Margaret preguntó: «¿Queréis café?», y se dio por supuesto que había concluido la parte formal de la velada. Pero Lewis acercó su silla a Kitty y en tono casi cordial dijo:

-Así, pues, ¿debemos entender que crees en los milagros?

Kitty se echó a reír:

-Sin duda. Si no creyera en los milagros no podría existir.

En ese momento, Nina supo lo que iba a suceder. Lewis avanzando con calma y firmeza, Kitty respondiendo con convicción alegre y lo que debía de considerar una encantadora inconsistencia femenina. Sin duda tenía la fe puesta en eso, en su encanto. Pero Lewis no iba a dejarse encantar. Querría saber. ¿Qué forma han adquirido esos santos en el presente? En el Cielo, ¿ocupan el mismo territorio que los meros muertos, los ancestros virtuosos? ¿Y cómo son elegidos? ¿No es gracias a los milagros auténticos, probados? ¿Y cómo pueden probarse los milagros de alguien que ha vivido hace quince siglos? Por cierto, ¿cómo probar los milagros? En el caso de los panes y los peces, contando. Pero ¿se trata de una cuenta real, o de pura percepción? ¿De fe? O sea, que a la fe se reduce todo. ¿Vive Kitty por la fe en asuntos cotidianos, en toda su vida?

Sí.

¿En ningún aspecto confía en la ciencia? Desde luego que no. Cuando sus hijos enferman no les da medicinas. No le pone gasolina al coche porque tiene fe...

Alrededor de ellos ha brotado una docena de conversaciones y sin embargo, por intensidad y peligro -la voz de Kitty salta ahora como un pájaro en un cable, dice «No seas tonto, ¿te crees que soy una chalada sin remedio?», mientras la provocación de Lewis se hace cada vez más desdeñosa, más letal-, en cada momento, en todos los rincones de la sala, la que mantienen ellos se hace oír por encima de las otras.

Nina tiene un sabor amargo en la boca. Va a la cocina a ayudar a Margaret. Se cruzan, Margaret llevando el café. Nina atraviesa la cocina y sale al pasillo. Por la ventanita de la puerta trasera atisba la noche sin luna, los bancos de nieve en la calle, las estrellas. Apoya la mejilla caliente en el cristal.
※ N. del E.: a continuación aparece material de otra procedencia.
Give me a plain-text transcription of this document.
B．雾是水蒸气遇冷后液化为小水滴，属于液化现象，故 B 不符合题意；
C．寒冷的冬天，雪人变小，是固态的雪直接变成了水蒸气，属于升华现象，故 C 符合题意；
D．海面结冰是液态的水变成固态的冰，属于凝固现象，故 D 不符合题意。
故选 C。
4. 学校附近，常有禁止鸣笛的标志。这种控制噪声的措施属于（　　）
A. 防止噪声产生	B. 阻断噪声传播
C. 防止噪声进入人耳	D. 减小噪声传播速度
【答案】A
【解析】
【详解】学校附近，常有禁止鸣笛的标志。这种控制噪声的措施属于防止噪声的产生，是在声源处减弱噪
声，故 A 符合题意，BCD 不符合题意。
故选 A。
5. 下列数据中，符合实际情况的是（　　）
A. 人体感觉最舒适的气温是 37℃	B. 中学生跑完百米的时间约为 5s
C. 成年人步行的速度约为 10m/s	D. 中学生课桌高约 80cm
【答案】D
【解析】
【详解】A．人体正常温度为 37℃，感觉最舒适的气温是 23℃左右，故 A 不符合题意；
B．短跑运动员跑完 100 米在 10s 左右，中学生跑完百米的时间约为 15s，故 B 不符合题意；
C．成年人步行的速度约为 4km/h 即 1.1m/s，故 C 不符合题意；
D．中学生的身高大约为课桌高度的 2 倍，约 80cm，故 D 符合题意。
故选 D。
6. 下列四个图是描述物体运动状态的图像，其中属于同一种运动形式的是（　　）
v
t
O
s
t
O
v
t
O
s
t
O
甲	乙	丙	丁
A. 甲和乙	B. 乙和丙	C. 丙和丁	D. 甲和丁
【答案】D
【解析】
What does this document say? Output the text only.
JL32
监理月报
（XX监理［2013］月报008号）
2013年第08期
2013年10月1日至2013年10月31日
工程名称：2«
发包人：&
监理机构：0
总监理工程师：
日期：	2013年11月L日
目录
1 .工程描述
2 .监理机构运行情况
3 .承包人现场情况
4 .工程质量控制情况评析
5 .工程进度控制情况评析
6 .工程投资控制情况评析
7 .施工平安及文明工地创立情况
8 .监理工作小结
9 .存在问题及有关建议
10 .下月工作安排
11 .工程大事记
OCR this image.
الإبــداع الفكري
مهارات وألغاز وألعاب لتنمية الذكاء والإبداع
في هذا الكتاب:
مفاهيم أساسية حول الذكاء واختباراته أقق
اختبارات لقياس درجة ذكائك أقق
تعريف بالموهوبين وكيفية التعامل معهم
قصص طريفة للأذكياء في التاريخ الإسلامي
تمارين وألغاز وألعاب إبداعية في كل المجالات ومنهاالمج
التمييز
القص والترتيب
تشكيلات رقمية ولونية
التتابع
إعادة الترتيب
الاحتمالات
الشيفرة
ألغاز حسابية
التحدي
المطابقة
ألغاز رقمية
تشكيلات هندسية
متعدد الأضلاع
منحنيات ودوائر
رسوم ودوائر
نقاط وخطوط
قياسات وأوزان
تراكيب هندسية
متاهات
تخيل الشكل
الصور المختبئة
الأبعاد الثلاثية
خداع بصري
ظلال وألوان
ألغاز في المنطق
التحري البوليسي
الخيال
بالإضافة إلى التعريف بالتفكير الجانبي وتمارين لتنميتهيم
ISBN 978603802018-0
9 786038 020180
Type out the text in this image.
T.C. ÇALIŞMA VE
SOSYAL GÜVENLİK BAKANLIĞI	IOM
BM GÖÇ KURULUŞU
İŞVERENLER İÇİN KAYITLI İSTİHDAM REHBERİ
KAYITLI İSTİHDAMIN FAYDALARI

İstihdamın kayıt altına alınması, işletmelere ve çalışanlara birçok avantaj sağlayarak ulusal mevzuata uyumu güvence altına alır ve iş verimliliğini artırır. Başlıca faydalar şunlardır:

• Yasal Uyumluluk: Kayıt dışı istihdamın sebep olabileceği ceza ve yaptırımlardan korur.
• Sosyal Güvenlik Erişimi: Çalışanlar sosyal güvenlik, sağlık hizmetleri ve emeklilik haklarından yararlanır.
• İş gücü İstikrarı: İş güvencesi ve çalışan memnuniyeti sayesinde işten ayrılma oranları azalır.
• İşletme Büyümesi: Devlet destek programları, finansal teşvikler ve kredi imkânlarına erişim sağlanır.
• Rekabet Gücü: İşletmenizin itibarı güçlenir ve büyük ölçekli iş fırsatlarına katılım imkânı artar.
Cuando se abre la puerta de la cocina se endereza de golpe, se vuelve, sonríe y está a punto de decir: «He salido a mirar cómo estaba el tiempo». Pero al ver la cara de Ed Shore a contraluz, un momento antes de que él cierre la puerta, piensa que no tiene que decirlo. Se saludan con sendas risas breves, sociables, de leve excusa y descargo, que parecen transmitir muchas cosas y darlas por entendidas.

Han abandonado a Kitty y a Lewis. Sólo por un rato... Kitty y Lewis no lo notarán. Lewis tiene combustible de sobra y Kitty encontrará alguna salida -por Lewis no hay que lamentarse- al dilema de ser devorada. Kitty y Lewis no van a hartarse de sí mismos.

¿Es así como se sienten Ed y Nina? Hartos de esos dos, o al menos hartos de la disputa y la convicción. Cansados de esas personalidades porfiadas que no cejan nunca.

No lo dirían exactamente así. Sólo dirían que están cansados.

Ed Shore rodea a Nina con un brazo. La besa -no en la boca, no en la cara, sino en la garganta. En el lugar en donde podría batir un pulso agitado. La garganta.

Es un hombre que tiene que inclinarse para hacer eso. Para muchos hombres, besar a Nina allí podría ser lo más natural, estando ella de pie. Pero él es tan alto que tiene que inclinarse y el beso en ese lugar expuesto y tierno es deliberado.

-Aquí cogerás frío -dijo él.
-Lo sé. Voy a entrar.

Hasta hoy Nina nunca se ha acostado con otro hombre que Lewis. Ni siquiera ha estado cerca.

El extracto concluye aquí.